Kann mir jemand den entscheidenden Tipp geben? Google brachte bisweilen keine Antwort.  

Danke und Gruss,
   Oliver.


----------



## LordNikkon (14. April 2005)

*Re: java.lang.NoClassDefFoundError: org/jdom/input/SAXBuilder*

Hi,

kopier mal die jdom.jar in den Ordner C:\Programme\Java\j2re1.X.X\lib\ext.
Bei einer j2re installation wird meist dieses Verzeichnis mit angelegt. Falls dieser Pfad nicht existiert musst den entsprechenden halt suchen. Sollte aber dann gehen.

Die elegantere Art wäre jedoch wenn du die sourcen nimmst und zu deinen hinzufügst. Also nicht die jar Datei sondern nur die .java Dateien (Pfadstruktur beibehalten). Somit ist JDOM immer in deinem Programm integriert und du musst nicht vorraussetzen, dass jmd anderes dem du das Programm gibst auch JDOM bei sich im CLASS_PATH hat.

Gruß
l|N


----------



## okuhl (14. April 2005)

*Re: java.lang.NoClassDefFoundError: org/jdom/input/SAXBuilder*

Danke, das mit dem Sourcecode hat funktioniert!

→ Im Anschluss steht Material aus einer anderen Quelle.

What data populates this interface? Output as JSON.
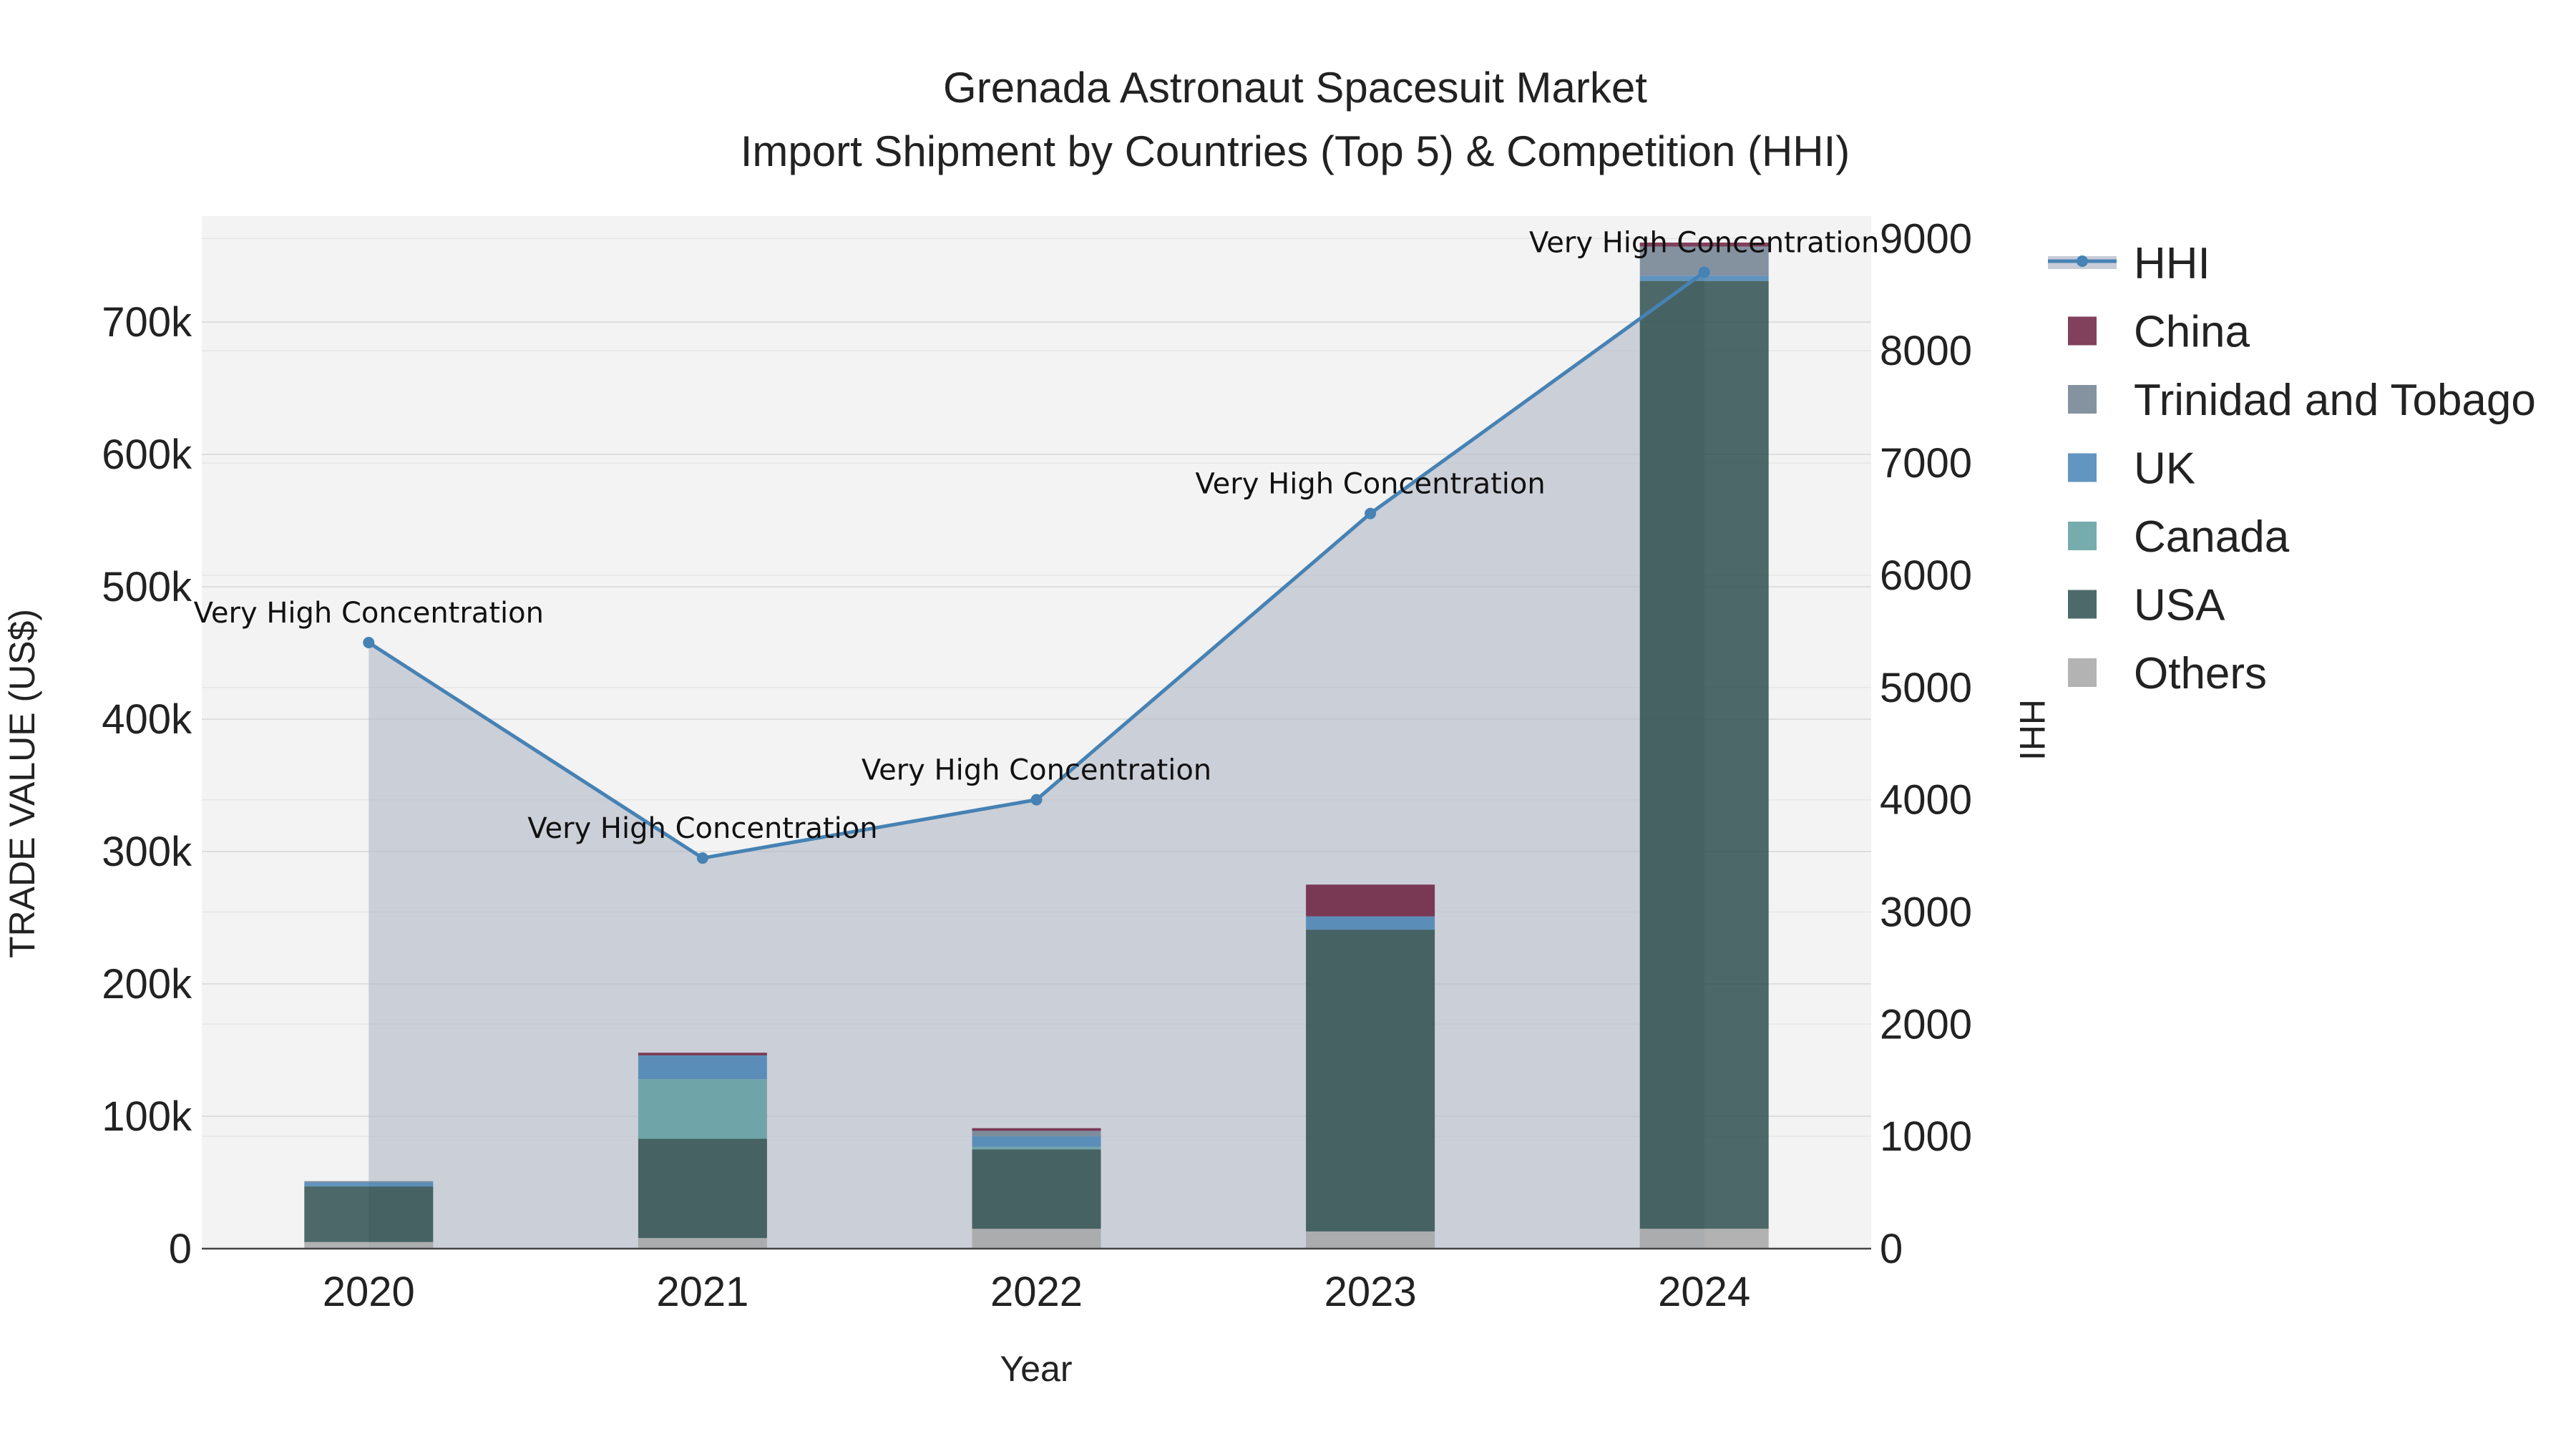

Allerdings verstehe ich noch nicht ganz, warum das mit dem .jar-File mit JUnit funktioniert, bei JDom jedoch nicht. Naja, so komme ich weiter! 

Gruss,
   Ollie.


----------



## Thomas Darimont (14. April 2005)

*Re: java.lang.NoClassDefFoundError: org/jdom/input/SAXBuilder*

Hallo!

Wahrscheinlich hat dein Tomcat das jdom.jar nicht... kopier das doch einfach mal nach %TOMCAT_HOME%/common/lib

Gruß Tom


----------



## Stephan041082 (20. Juli 2008)

Oh man also ich habe das gleiche Problem. Hab die JDOM ins ext Verzeichnis kopiert und die Datei dem buildpath hinzugefügt. Es kommt aber immer noch die Meldung java.lang.NoClassDefFoundError: org/jdom/input/SAXBuilder

gibt es denn da vielleicht unterschiedliche Versionen?


----------